7.Compliance with Applicable Laws. Consultant warrants that all material supplied and work performed under this Agreement complies with or will comply with all applicable United States and foreign laws and regulations.
8.Assignment. This Agreement is for the personal services of Consultant and may not be assigned by Consultant, nor shall it be assignable by operation of law, without the prior written consent of Company. This Agreement may be assigned at any time by Company. The parties’ rights and obligations under this Agreement will bind and inure to the benefit of their respective successors, heirs, executors, and administrators and permitted assigns.
9.Warranties.
9.1General. Consultant hereby represents and warrants that (a) Consultant has the qualifications, the experience, and the ability to properly perform the Services; (b) the performance of the Services will not infringe or misappropriate the intellectual property of any third party; and (c) Consultant has full right and power to enter into and perform this Agreement without the consent of any third party and without breaching any agreement with a third party.

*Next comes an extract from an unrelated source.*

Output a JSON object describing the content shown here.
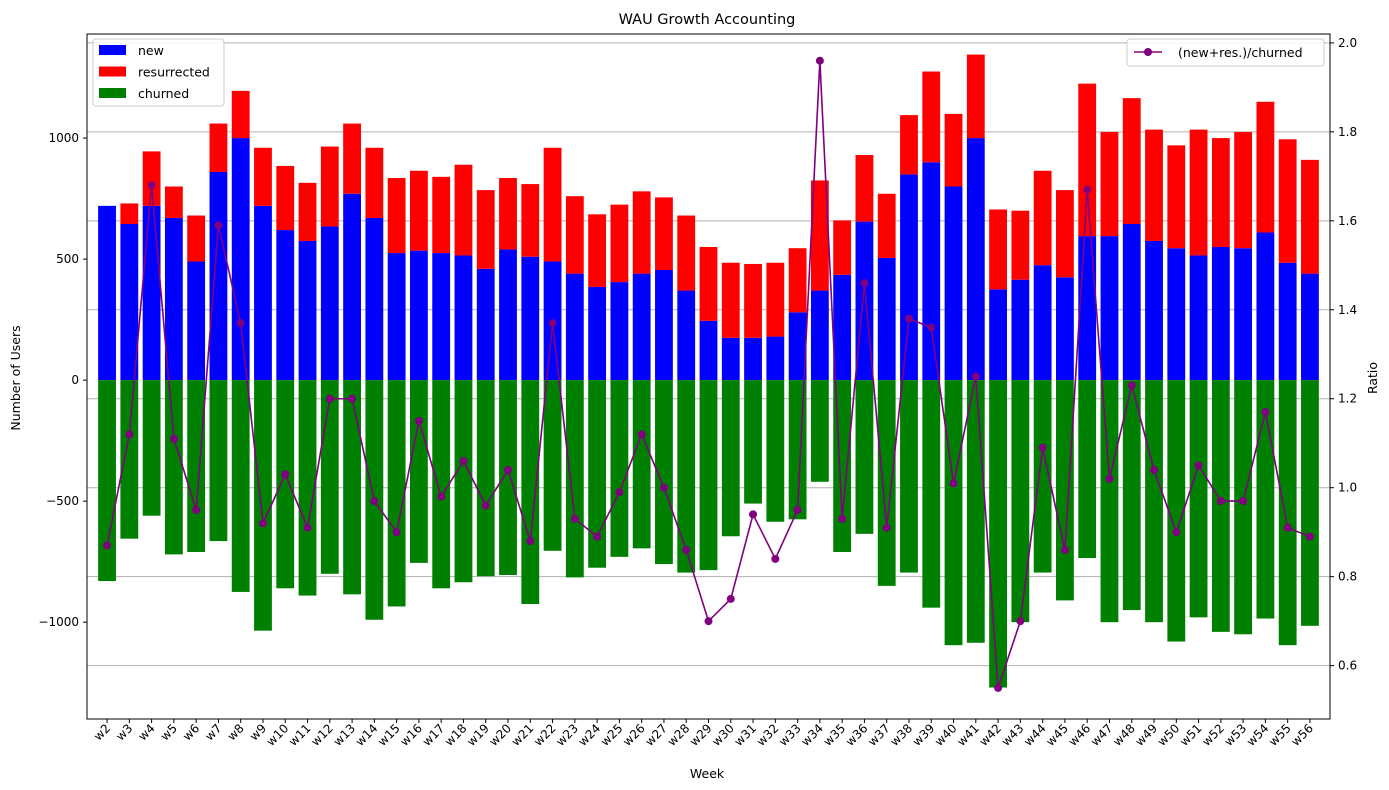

10.Governing Law; Forum. This Agreement shall be governed by and construed according to the laws of the State of California, without regard to any conflicts of law principles that would provide for the application of the laws of any other jurisdiction. The parties hereby submit to the exclusive jurisdiction of the state and federal courts located in San Diego, California for the resolution of any disputes arising out of or in connection with any provision of this Agreement. Notwithstanding the foregoing, the parties may apply to any court of competent jurisdiction for preliminary or interim equitable relief.
11.Miscellaneous. If any provision of this Agreement is found by a court of competent jurisdiction to be unenforceable, that provision shall be severed and the remainder of this Agreement shall continue in full force and effect. This Agreement, together with any Exhibits attached hereto, constitutes the final, exclusive and complete understanding and agreement of Company and Consultant with respect to the subject matter hereof. Any waiver, modification or amendment of any provision of this Agreement shall be effective only if in writing and signed by a Company officer. Any notices required or permitted hereunder shall be given to the appropriate party at the address specified below or at such other address as the party shall specify in writing. Such notice shall be deemed given upon personal delivery to the appropriate address or sent by certified or registered mail, three days after the date of mailing. This Agreement may be executed in one or more counterparts, each of which shall be deemed to be an original.
In Witness Whereof, the parties hereto have executed this Agreement as of the date first set forth above.
ConsultantCompany: REVA Medical, Inc.